WASHINGTON — As Section 230 marks its 30th anniversary, legal and technology experts warned Thursday that excluding generative artificial intelligence from the law’s protections could dramatically reshape online speech.

Enacted as part of the Communications Decency Act of 1996, Section 230 of the Communications Act of 1934 states that online platforms are not treated as the publisher or speaker of content created by users. This provision exempts platforms from liability and is widely credited with enabling the growth of social media, forums and user-generated content across the internet.

With its growing popularity and adoption, AI has added complexity to the discussion. AI chatbots, for instance, are trained with large databases and complex programming to distinguish what content is appropriate for use. The process includes “a lot of human, intentional decisions,” said Jess Miers, assistant professor at the University of Akron School of Law and a legal expert in Section 230.

The comment came during a panel at a day-long conference hosted by the Cato Institute in Washington. The event brought together legal scholars, policy experts and industry leaders to examine how a law written in the early days of the internet is being tested by AI.

Panelists focused on whether AI-generated outputs should be considered speech under existing legal frameworks, and what that means for Section 230 liability. Miers argued that a blanket rule denying Section 230 protection to AI systems could have consequences beyond chatbots, potentially affecting long-standing online practices such as ranking, sorting and editing third-party content.

Other panelists emphasized how liability uncertainty could reshape the market. Matt Reeder, head of legal at Bluesky, pointed to decentralized platforms as examples of how liability protections can empower users. Describing Bluesky’s structure, Reeder said it is “much more like a farmers market,” where users own their identity and content and can move freely if they disagree with platform decisions.
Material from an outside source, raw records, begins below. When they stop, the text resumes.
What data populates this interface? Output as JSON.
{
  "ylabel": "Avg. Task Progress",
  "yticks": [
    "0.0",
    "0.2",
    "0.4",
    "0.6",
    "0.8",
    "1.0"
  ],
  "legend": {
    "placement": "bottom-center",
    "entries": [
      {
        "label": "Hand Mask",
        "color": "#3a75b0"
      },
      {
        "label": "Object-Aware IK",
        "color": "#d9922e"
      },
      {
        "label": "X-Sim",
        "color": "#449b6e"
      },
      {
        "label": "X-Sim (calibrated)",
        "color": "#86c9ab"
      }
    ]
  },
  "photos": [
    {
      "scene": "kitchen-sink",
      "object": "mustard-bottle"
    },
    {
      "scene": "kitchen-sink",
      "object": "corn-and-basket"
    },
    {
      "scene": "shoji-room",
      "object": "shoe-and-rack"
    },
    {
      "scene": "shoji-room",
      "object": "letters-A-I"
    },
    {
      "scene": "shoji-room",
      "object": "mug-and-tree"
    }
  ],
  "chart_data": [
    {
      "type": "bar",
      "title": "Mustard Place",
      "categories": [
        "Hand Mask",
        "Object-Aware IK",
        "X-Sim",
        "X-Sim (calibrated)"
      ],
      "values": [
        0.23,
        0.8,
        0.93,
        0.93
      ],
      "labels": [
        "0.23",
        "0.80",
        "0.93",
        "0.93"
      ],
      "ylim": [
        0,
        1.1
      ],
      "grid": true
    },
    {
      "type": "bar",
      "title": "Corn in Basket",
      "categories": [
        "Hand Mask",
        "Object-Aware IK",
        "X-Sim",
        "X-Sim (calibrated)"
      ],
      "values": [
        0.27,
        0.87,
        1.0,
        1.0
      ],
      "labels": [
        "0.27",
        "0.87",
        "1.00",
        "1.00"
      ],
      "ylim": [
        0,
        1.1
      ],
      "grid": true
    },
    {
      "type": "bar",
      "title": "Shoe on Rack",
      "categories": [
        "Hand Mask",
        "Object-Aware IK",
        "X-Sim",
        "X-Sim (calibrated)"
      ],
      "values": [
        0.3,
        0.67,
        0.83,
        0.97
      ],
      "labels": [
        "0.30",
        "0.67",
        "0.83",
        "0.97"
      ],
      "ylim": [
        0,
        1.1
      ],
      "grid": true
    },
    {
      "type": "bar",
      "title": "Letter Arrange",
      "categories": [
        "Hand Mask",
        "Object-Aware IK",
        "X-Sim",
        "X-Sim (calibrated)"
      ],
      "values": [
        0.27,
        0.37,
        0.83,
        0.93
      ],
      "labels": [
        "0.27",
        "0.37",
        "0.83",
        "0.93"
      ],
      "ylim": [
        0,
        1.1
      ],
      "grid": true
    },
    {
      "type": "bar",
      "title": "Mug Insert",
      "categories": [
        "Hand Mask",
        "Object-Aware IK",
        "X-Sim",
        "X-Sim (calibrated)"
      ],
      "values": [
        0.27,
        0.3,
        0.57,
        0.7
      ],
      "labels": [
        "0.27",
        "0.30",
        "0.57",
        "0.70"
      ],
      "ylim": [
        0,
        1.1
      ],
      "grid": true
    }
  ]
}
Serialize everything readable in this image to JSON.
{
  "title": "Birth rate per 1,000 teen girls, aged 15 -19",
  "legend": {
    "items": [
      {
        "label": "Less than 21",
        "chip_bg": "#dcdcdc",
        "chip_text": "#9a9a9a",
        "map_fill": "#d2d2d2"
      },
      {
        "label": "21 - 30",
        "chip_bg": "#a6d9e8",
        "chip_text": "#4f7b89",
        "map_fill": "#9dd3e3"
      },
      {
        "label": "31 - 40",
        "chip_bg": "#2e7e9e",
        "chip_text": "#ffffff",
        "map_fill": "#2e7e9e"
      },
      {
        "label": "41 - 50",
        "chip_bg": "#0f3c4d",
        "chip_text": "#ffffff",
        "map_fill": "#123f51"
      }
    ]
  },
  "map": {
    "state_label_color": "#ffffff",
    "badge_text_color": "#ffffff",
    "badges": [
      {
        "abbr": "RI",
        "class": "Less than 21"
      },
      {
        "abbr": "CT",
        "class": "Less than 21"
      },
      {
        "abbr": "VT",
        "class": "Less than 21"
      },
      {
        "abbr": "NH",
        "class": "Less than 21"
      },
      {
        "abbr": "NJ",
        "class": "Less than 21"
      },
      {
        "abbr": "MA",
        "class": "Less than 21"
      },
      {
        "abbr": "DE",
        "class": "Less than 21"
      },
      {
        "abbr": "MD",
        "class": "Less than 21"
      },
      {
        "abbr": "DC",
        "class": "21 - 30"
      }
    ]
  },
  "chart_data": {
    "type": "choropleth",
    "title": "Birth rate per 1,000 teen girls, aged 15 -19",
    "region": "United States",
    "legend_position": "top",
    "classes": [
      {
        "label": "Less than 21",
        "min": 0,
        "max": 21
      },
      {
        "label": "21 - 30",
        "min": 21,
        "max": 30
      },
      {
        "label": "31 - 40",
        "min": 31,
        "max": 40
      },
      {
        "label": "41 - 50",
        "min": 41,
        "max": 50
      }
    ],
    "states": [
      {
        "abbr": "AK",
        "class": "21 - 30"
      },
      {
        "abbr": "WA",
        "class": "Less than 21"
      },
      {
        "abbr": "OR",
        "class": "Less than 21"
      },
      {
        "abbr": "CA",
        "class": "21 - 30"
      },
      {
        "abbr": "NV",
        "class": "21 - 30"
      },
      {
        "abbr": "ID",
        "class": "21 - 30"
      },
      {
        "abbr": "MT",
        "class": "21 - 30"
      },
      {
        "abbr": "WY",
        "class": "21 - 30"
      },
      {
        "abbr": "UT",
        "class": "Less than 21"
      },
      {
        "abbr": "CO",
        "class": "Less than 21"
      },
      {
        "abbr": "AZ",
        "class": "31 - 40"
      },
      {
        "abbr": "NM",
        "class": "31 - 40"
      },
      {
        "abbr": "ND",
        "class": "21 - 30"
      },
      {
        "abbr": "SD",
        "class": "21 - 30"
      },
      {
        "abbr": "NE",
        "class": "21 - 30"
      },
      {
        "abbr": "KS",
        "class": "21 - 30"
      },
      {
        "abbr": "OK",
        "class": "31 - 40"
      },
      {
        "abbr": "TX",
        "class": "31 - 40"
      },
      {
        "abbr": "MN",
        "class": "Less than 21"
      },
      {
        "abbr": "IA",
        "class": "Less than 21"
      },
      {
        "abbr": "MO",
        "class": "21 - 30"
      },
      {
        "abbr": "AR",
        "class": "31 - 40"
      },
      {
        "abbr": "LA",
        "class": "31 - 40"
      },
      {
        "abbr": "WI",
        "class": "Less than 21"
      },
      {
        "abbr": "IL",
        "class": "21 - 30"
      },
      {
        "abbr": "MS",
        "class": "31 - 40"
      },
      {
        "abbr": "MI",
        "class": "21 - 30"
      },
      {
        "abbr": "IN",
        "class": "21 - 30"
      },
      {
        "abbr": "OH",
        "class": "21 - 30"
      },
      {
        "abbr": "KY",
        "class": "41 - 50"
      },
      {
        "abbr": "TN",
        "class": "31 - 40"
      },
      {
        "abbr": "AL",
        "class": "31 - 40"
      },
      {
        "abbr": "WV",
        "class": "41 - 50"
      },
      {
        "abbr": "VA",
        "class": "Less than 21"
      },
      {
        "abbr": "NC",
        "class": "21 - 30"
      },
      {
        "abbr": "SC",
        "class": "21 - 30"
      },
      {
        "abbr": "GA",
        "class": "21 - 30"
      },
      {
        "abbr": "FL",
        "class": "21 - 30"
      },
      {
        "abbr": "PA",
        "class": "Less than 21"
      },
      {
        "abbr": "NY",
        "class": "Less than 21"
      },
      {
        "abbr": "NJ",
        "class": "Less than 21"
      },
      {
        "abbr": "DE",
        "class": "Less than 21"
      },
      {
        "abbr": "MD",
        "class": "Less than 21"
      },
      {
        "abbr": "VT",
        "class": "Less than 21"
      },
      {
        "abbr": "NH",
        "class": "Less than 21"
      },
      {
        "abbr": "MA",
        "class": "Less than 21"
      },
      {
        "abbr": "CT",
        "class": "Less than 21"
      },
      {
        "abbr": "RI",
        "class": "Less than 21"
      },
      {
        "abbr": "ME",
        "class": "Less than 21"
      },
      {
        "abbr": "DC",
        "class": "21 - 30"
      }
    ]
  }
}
Ashkhen Kazaryan, senior legal fellow at The Future of Free Speech, highlighted how even the Supreme Court has gradually narrowed the scope of Section 230 through case law, focusing on how the statute applies to modern content algorithms and moderation. Panelists discussed the Supreme Court’s consideration of Anderson v. TikTok, a case that has yet to reach the Court but raises questions about whether platforms can be held liable for harms linked to algorithmic amplification of third-party content.

“Algorithms, and the Supreme Court said this, are just tools that platforms are using to solidify their editorial discretion,” Kazaryan said.

The conference also featured a virtual conversation with Sen. Ron Wyden, D-Ore., one of Section 230’s original authors. He said the law does not originally apply to generative AI, but sets general guidelines for internet users.

“It establishes very simple principles for a wide variety of internet services that take us into the next generation of technologies,” Wyden said.